Tribes 2, Battlefield 1942, and the first year of Planetside 2 (minus the 'progression' nonsense) are my benchmarks for tactical shooters. All were combined arms games with a lot of tactical depth, generally low TTKs, though generally a bit lighter on the simulation aspects than I'd prefer.
Frankly, I was hoping Odyssey infantry combat would be something reminiscent of Planetside, given the other aspects that seem to have been inspired by it, but less grindy. Unfortunately, it's worse in essentially every aspect I can think of.
Interesting to think that stone cold classics like Half Life 2 & Goldeneye and even Doom do not have "essential" modern mechanics like body dragging, leaning and X-ray vision and auto target lock that have been mentioned elsewhere.
Also anyone who read Masters of Doom might remember that body dragging/Hiding was actually removed from Wolfenstein 3D as it ruined the pace, so some assumed "essential" mechanics aren't really anything new or would make an FPS "good" despite what some YouTuber who has never designed an FPS says.
Most of my favorite shooters have no such mechanisms, but they are also of a more direct combat oriented scope than
Odyssey is trying to be. Being able to move bodies in a game that has major stealth elements
is a pretty essential feature.
Leaning is a nice feature to have, but certainly not something I'd consider essential.
This is the first I've heard of the claim that target locking or x-ray vision would even be desirable in this sort of game. When it comes to Odyssey, I think the omniscient sensors are bad enough.

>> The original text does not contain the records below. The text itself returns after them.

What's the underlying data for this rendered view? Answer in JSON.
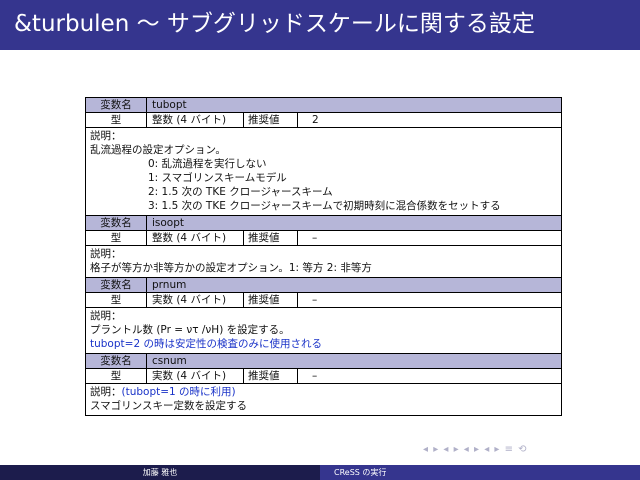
{
  "slide": {
    "title": "&turbulen 〜 サブグリッドスケールに関する設定"
  },
  "labels": {
    "var_name": "変数名",
    "type": "型",
    "recommended": "推奨値"
  },
  "variables": [
    {
      "name": "tubopt",
      "type": "整数 (4 バイト)",
      "recommended": "2",
      "desc_lines": [
        "説明：",
        "乱流過程の設定オプション。",
        "0: 乱流過程を実行しない",
        "1: スマゴリンスキームモデル",
        "2: 1.5 次の TKE クロージャースキーム",
        "3: 1.5 次の TKE クロージャースキームで初期時刻に混合係数をセットする"
      ]
    },
    {
      "name": "isoopt",
      "type": "整数 (4 バイト)",
      "recommended": "–",
      "desc_lines": [
        "説明：",
        "格子が等方か非等方かの設定オプション。1: 等方 2: 非等方"
      ]
    },
    {
      "name": "prnum",
      "type": "実数 (4 バイト)",
      "recommended": "–",
      "desc_lines": [
        "説明：",
        "プラントル数 (Pr = ντ /νH) を設定する。",
        "tubopt=2 の時は安定性の検査のみに使用される"
      ]
    },
    {
      "name": "csnum",
      "type": "実数 (4 バイト)",
      "recommended": "–",
      "desc_lines": [
        "説明：(tubopt=1 の時に利用)",
        "スマゴリンスキー定数を設定する"
      ]
    }
  ],
  "footer": {
    "author": "加藤 雅也",
    "talk": "CReSS の実行"
  },
  "nav": {
    "symbols": "◂ ▸ ◂ ▸ ◂ ▸ ◂ ▸ ≡ ⟲"
  },
  "colors": {
    "title_bar": "#35358e",
    "header_row": "#b6b6d8",
    "highlight_text": "#1a33c8",
    "footer_left": "#1c1c4c",
    "footer_right": "#35358e"
  }
}
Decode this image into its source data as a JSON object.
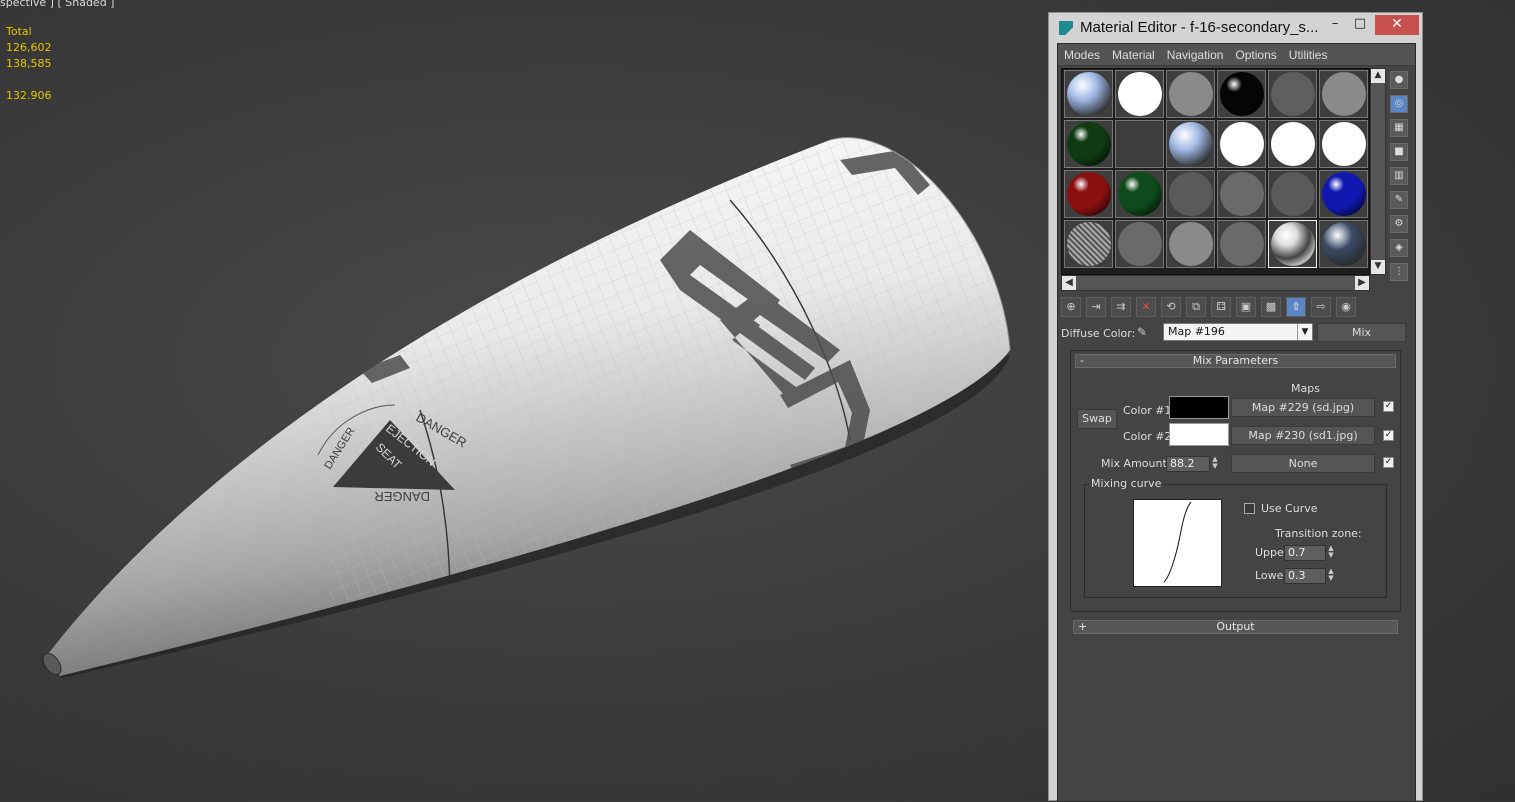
{
  "viewport": {
    "label": "spective ] [ Shaded ]",
    "stats": [
      "Total",
      "126,602",
      "138,585",
      "",
      "132.906"
    ],
    "decal_texts": {
      "danger_top": "DANGER",
      "danger_left": "DANGER",
      "ejection": "EJECTION",
      "seat": "SEAT",
      "danger_bottom": "DANGER"
    }
  },
  "editor": {
    "title": "Material Editor - f-16-secondary_s...",
    "window_buttons": {
      "minimize": "–",
      "maximize": "□",
      "close": "✕"
    },
    "menu": [
      "Modes",
      "Material",
      "Navigation",
      "Options",
      "Utilities"
    ],
    "slots": [
      {
        "color": "#9fb8e6",
        "style": "metal"
      },
      {
        "color": "#ffffff",
        "style": "flat"
      },
      {
        "color": "#8a8a8a",
        "style": "flat"
      },
      {
        "color": "#050505",
        "style": "glossy"
      },
      {
        "color": "#5e5e5e",
        "style": "flat"
      },
      {
        "color": "#8a8a8a",
        "style": "flat"
      },
      {
        "color": "#0f3a12",
        "style": "glossy"
      },
      {
        "color": "",
        "style": "empty"
      },
      {
        "color": "#9fb8e6",
        "style": "metal"
      },
      {
        "color": "#ffffff",
        "style": "flat"
      },
      {
        "color": "#ffffff",
        "style": "flat"
      },
      {
        "color": "#ffffff",
        "style": "flat"
      },
      {
        "color": "#8a1010",
        "style": "glossy"
      },
      {
        "color": "#0f4a1a",
        "style": "glossy"
      },
      {
        "color": "#5a5a5a",
        "style": "flat"
      },
      {
        "color": "#6a6a6a",
        "style": "flat"
      },
      {
        "color": "#5a5a5a",
        "style": "flat"
      },
      {
        "color": "#1018b0",
        "style": "glossy"
      },
      {
        "color": "#8a8a8a",
        "style": "mesh"
      },
      {
        "color": "#6a6a6a",
        "style": "flat"
      },
      {
        "color": "#8a8a8a",
        "style": "flat"
      },
      {
        "color": "#6a6a6a",
        "style": "flat"
      },
      {
        "color": "#c8c8c8",
        "style": "active"
      },
      {
        "color": "#3a4a66",
        "style": "metal"
      }
    ],
    "side_tools": [
      "sample-type-icon",
      "backlight-icon",
      "background-icon",
      "uv-tiling-icon",
      "video-check-icon",
      "make-preview-icon",
      "options-icon",
      "select-by-material-icon",
      "material-map-navigator-icon"
    ],
    "toolbar": [
      "get-material-icon",
      "put-to-scene-icon",
      "assign-to-selection-icon",
      "reset-map-icon",
      "make-unique-icon",
      "put-to-library-icon",
      "material-id-icon",
      "show-map-icon",
      "show-end-result-icon",
      "go-to-parent-icon",
      "go-forward-icon",
      "pick-material-icon"
    ],
    "diffuse_label": "Diffuse Color:",
    "map_name": "Map #196",
    "map_type": "Mix",
    "mix": {
      "rollout_title": "Mix Parameters",
      "rollout_toggle": "-",
      "maps_label": "Maps",
      "swap": "Swap",
      "color1_label": "Color #1",
      "color2_label": "Color #2",
      "color1": "#000000",
      "color2": "#ffffff",
      "map1": "Map #229 (sd.jpg)",
      "map2": "Map #230 (sd1.jpg)",
      "mix_amount_label": "Mix Amount:",
      "mix_amount": "88.2",
      "mix_map": "None",
      "check_mark": "✓",
      "curve_group": "Mixing curve",
      "use_curve": "Use Curve",
      "transition_zone": "Transition zone:",
      "upper_label": "Upper:",
      "upper": "0.7",
      "lower_label": "Lower:",
      "lower": "0.3"
    },
    "output": {
      "title": "Output",
      "toggle": "+"
    }
  }
}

I forgot about Golden Eye, played that on the N64. It was a good storyline
Golden Eye is one of the those games I played a lot as a teen, but which doesn't hold up well at all.
It has to be fun, it has to be engaging and well balanced. You can argue till you're blue in the face whether a game has leaning, body dragging, ect... But all that is window dressing.
Some mechanisms are mandatory to convincingly depict certain settings/situations. The core shooter elements should be the foundation of all of this, however.
One of the best FPS games I played and had the most fun at was Battlefield Bad Company 2, the Vietnam DLC. Limited weapons, limited maps, no prone but we had the most fun every weekend mornings killin and chillin. For me, I like to play with and against my friends. Playing against AI is not my thing.